Amir Hekmati, speaks to the media after he landed in Michigan on Jan. 21, 2016 after his release in Iran. (Sarah Rice/Getty Images)

A U.S. judge Friday ordered the government of Iran to pay $63 million in damages to Amir Hekmati, a former U.S. Marine who alleged Iranian captors tortured and held him prisoner for 4-1/2 years from 2011 to 2016.

Hekmati, 33, an Iranian-American from Michigan, was freed in January 2016 by Iran as part of a prisoner exchange along with Washington Post reporter Jason Rezaian, Christian minister Saeed Abedini, and another American, Nosratollah Khosravi-Roodsari.

U.S. District Judge Ellen S. Huvelle of Washington granted a default judgment against the Islamic Republic of Iran, which as its custom did not respond to Hekmati’s lawsuit in May 2016 for damages. The judgment was split 50-50 between punitive and compensatory damages for pain, suffering and economic loss.

“No award ever could fully compensate Amir Hekmati for the cruel and inhuman treatment he endured over five years at the hands of his brutal Iranian captors,” Hekmati’s attorney, Scott D. Gilbert of Washington, said in a statement. “But this brings Amir and his family another step closer to closure and ultimately, we all hope, to being able to move on with their lives. As for the Iranian government, this well documented opinion shines a spotlight on who they really are. And they will pay for that.”

Hekmati, a dual U.S.-Iranian national born in the United States, worked in Iraq and Afghanistan as a cultural analyst and adviser for U.S. defense contractors and at the time of his arrest in August 2011 was making his first trip to Iran to visit relatives before starting graduate school at the University of Michigan.

Hekmati said he was held in extreme solitary confinement, beaten, threatened, and deprived of food and sanitary conditions, consistent with its treatment of U.S.-Iranian citizens held under false pretenses. Hekmati said he was offered immediate release in exchange for making a false confession of espionage — in what he said he was told was an internal training video — that was used to support a death sentence that eventually was reduced to 10 years imprisonment.

“Hekmati was the victim of torture” for the purpose of eliciting a false confession, Huvelle wrote in a 34-page opinion. Iran’s “conduct was truly horrific and it caused substantial and permanent harm. In addition, defendant’s conduct is part of a long-standing pattern and policy, making the need for deterrence clear,” Huvelle wrote.

At least four other American citizens are imprisoned in Iran at this time, and President Trump on Sept. 21 called for their release.
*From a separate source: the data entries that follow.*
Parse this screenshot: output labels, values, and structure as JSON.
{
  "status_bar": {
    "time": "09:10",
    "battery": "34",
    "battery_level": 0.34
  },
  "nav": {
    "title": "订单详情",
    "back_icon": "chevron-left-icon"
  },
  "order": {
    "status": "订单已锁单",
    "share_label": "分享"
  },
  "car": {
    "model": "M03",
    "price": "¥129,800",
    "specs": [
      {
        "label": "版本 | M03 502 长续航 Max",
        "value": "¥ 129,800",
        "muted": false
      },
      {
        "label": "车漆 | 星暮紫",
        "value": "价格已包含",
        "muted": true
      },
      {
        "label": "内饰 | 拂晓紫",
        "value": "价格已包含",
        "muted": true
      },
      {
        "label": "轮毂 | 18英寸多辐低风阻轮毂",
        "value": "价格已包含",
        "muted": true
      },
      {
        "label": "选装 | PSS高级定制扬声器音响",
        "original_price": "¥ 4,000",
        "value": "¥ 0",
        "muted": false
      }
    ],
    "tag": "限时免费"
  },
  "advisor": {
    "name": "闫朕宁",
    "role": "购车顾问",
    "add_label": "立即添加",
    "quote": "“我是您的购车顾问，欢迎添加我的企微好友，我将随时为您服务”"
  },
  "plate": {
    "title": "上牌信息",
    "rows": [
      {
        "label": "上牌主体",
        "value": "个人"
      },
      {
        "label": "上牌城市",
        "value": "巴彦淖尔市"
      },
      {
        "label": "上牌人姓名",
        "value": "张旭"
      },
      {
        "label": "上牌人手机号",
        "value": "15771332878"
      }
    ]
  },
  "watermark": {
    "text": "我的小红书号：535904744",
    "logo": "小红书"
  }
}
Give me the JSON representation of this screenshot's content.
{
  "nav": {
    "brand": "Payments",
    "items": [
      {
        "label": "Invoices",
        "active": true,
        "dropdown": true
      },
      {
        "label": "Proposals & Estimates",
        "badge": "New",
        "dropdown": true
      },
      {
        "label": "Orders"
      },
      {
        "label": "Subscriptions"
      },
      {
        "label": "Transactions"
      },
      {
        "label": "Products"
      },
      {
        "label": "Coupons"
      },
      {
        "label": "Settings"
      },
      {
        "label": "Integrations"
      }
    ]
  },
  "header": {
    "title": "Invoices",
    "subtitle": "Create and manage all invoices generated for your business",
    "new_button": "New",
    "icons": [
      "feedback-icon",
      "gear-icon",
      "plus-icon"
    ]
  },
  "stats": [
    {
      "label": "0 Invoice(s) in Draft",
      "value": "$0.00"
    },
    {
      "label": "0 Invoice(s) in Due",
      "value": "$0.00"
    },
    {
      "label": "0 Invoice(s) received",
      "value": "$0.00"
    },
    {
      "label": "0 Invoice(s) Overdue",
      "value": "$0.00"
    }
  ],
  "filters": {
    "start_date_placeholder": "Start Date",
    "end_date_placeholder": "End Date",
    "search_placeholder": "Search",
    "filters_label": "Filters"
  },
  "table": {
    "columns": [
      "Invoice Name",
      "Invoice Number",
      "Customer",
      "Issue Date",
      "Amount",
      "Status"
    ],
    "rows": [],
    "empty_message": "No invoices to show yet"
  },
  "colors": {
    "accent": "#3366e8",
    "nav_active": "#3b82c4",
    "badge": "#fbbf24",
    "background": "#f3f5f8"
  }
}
Hekmati was released in a prisoner swap when the Iran-U. S. nuclear deal took effect.

Collecting judgments from Iran has been a struggle for more than 1,000 Americans who have successfully sued under an exception for state-sponsored terrorism in the Foreign Sovereign Immunities Act. The act generally bars U.S. individuals from suing foreign governments. However, the U.S. Supreme Court in 2016 upheld the award of $2 billion in frozen Iranian funds to families of victims of those killed or injured in the 1983 bombing of a U.S. Marine Corps barracks in Beirut and other attacks blamed on Iran.